2 - Les dispositions de la présente Convention prendront effet:

a)

Dans le cas du Portugal:

(i) En ce qui concerne les impôts dus à la source, quand le fait générateur se produira à partir du 1er janvier de l'année civile qui suit celle de l'entrée en vigueur de la Convention;

(ii) En ce qui concerne les autres impôts, sur les revenus afférents aux périodes imposables commençant le 1er janvier de l'année civile qui suit celle de l'entrée en vigueur de la Convention;

b)

Dans le cas de la Côte d'Ivoire:

(i) Au regard des impôts retenus à la source, pour les montants payés ou crédités à compter du premier janvier de l'année qui suit celle de l'entrée en vigueur de la présente Convention; et

(ii) Au regard des autres impôts, pour tout exercice fiscal ou période d'imposition commençant à compter du premier janvier de l'année qui suit celle de l'entrée en vigueur de la présente Convention.

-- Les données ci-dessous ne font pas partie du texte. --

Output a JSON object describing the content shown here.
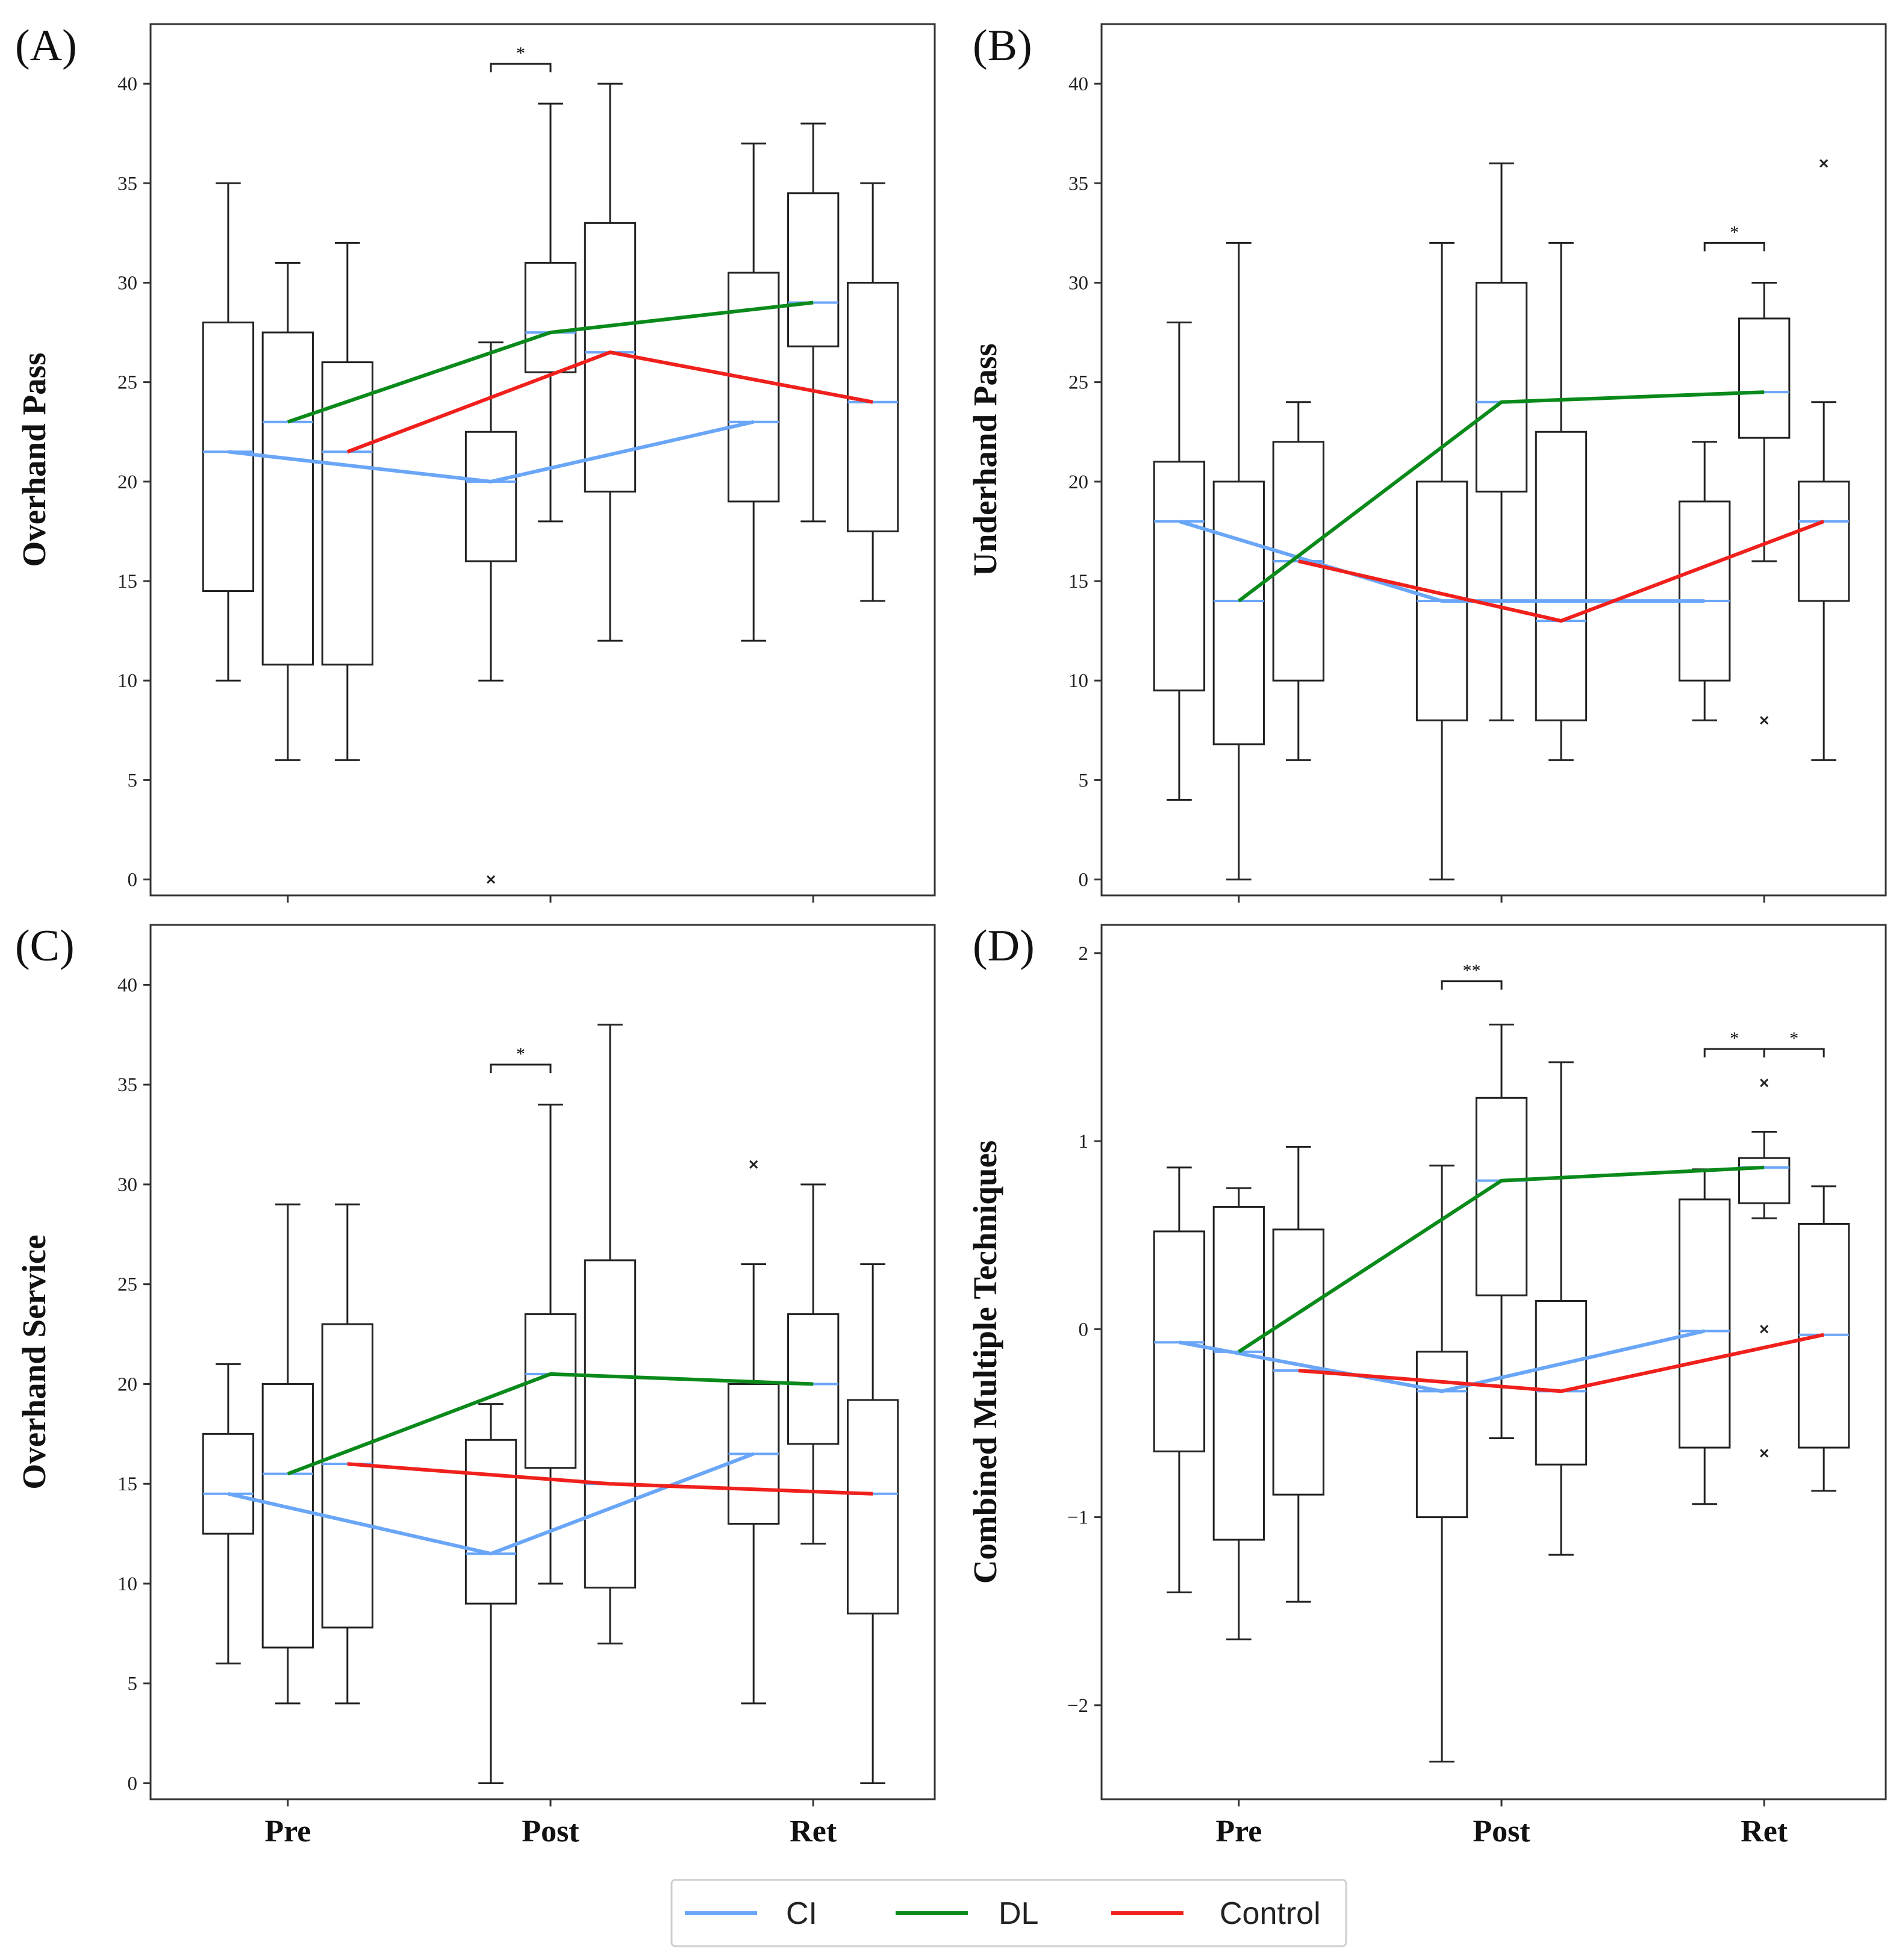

En ce qui concerne les impôts perçus par voie de retenue à la source, aux sommes imposables à compter de la date d'entrée en vigueur de la Convention.

Article 32

Durée et Dénonciation

1 - La présente Convention demeurera en vigueur pendant une période de temps indéfinie.

2 - Chaque Etat contractant peut dénoncer la Convention par voie diplomatique avec un préavis minimal de six (6) mois, avant la fin de chaque année civile postérieure à la cinquième année qui suit celle de l'entrée en vigueur de la présente Convention.

3 - En cas de dénonciation, la présente Convention cessera d'être applicable:

a)

Dans le cas du Portugal:

(i) En ce qui concerne les impôts dus à la source, quand le fait générateur se produira à partir du 1er janvier de l'année civile qui suit celle spécifié dans l'avis de dénonciation;

(ii) En ce qui concerne les autres impôts, sur les revenus afférents au période imposable commençant le 1er janvier de l'année civile qui suit celle spécifiée dans l'avis de dénonciation;

b)

Dans le cas de la Côte d'Ivoire:

(i) Au regard des impôts retenus à la source, pour les montants payés ou crédités à compter du premier janvier de l'année qui suit celle du préavis de dénonciation; et

(ii) Au regard des autres impôts, pour tout exercice fiscal ou période d'imposition commençant à compter du premier janvier de l'année qui suit celle du préavis de dénonciation.

Article 33

Enregistrement

L'État contractant sur le territoire duquel la présente Convention est signée doit transmettre au Secrétariat des Nations Unies aux fins d'enregistrement, conformément à l'article 102 de la Charte des Nations Unies, le plus tôt possible après son entrée en vigueur, et en notifiera l'autre Etat contractant de l'achèvement de cette procédure, ainsi que de son numéro d'enregistrement.

En foi de quoi les soussignés, dûment autorisés à cet effet, ont signé la présente Convention.

Fait en doubles exemplaires originaux, à Lisbonne, le 17 du mois de mars de 2015, en langues portugaise et française, les deux textes faisant également foi.

Pour la République Portugaise:

Rui Chancerelle de Machete, Ministre d'Etat et des Affaires Etrangères.

Pour la République de Côte d'Ivoire:

Charles Koffi Diby, Ministre d'Etat, Ministre des Affaires Etrangères.